`

Wednesday, February 16, 2011

Enhancing Your Personality


YOU ARE IMPORTANT

“What can one small person like me do? I don’t count for much.”

This is the attitude of one who is still young and inexperienced.



But don’t underrate yourself. There’s something you can do, however small. You are a creature gifted with thought and imagination. You tell yourself: “What little I can do, I ought to do. What I ought to do, by the grace of God, I will do.”

You challenge yourself this way and you cannot go on thinking of yourself as “small.”

Your daily labor will have meaning when you realize that as an individual you are meant for something important. Here are some questions that should ask yourself:

Why am I living?

What is expected of me?

What direction am I taking?

What do I want in life?

Take the first question, “Why am I living?” The answer is, because you are meant to accomplish a definite task in life. This task you alone can do.

“What is expected of me?” Right now your sacred duty is to prepare yourself for your assigned task.
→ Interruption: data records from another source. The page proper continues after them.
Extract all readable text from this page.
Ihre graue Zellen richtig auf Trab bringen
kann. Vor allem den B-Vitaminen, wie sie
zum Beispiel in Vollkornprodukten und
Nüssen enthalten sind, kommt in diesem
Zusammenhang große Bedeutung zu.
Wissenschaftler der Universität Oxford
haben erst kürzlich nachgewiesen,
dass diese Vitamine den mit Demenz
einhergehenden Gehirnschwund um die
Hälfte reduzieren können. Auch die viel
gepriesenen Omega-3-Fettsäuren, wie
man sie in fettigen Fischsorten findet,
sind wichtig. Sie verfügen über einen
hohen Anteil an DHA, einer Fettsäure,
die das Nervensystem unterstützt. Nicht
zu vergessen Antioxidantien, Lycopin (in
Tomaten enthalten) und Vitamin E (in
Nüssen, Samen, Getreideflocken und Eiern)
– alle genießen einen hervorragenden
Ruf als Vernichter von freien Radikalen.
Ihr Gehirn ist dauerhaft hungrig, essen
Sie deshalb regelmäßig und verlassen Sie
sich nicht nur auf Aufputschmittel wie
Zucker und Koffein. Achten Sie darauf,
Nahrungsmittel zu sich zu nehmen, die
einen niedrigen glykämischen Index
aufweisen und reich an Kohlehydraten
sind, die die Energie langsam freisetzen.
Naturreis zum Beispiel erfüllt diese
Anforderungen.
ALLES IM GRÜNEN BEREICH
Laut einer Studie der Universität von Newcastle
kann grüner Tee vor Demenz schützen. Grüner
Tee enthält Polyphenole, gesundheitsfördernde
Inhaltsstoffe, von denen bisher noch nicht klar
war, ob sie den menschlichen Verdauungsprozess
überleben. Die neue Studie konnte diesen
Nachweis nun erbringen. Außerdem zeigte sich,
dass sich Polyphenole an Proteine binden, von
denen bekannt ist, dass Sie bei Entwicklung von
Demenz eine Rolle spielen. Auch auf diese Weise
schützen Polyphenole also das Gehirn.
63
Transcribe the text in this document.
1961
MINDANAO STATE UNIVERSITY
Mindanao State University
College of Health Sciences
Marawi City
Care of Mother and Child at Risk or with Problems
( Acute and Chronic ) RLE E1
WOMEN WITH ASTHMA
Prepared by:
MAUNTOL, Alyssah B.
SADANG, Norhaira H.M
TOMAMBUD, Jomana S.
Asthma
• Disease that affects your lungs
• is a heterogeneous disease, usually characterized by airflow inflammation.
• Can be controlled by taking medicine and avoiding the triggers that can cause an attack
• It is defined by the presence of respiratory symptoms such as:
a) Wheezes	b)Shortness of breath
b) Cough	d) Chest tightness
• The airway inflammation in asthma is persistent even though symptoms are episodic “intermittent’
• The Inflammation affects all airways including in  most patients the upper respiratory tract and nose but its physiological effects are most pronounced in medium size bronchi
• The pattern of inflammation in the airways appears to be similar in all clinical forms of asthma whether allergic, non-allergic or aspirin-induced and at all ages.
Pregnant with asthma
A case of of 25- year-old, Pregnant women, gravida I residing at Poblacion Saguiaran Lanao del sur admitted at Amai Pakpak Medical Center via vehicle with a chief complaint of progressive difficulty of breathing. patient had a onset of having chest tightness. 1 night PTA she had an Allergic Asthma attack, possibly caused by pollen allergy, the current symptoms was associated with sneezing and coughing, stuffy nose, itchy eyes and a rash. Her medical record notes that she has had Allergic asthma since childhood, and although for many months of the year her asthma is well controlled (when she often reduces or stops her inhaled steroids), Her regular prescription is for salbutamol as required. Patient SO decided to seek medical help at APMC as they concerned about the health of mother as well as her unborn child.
You start right now being a good member of your family, your school, and your community – obedient, cooperative, loyal, dutiful and diligent, kind and considerate to others.

Right now you are being trained for citizenship in the home, in the school, and in the community. If you are a good citizen in the home, you turn out a good citizen in the school, and then a good citizen in the community. In like manner, if you are an undisciplined member of the home, you become an undesirable member of the school, and later turn out a menace to the community. All the training that your home, your school and your community give are your preparation for a useful life ahead.

Knowing the answer to the second question, it is for you to reflect whether or not you are taking the right direction. Your answer to the third question is your own honest estimate of yourself. Are you heading for the right direction? Are you using your time in diligent study, or wasting it in useless or harmful pastime as gambling, drinking, and loafing?

The fourth question requires a deeper reflection to be able to answer. A young student cannot fully ascertain what his purpose in life is. He knows very little of the things that make life rich and beautiful and these are the things that he must strive to attain. But if you are making the right start you are headed for the realization of your dream.

“What do I want in life?” Is it to acquire wealth? Is it to get learning? Or be a leader in the affairs of man? A statesman perhaps? To attain physical perfection? As you study and gain experience you gradually form a definite image of what you want to be.

Working towards a definite goal is a noble aim. It gives your life meaning. You aim to rise from your present state. This is the meaning of enhancing your personality. You certainly want to be a respectable man or woman, honored for your achievements, loved for the contributions that you make to your country and people.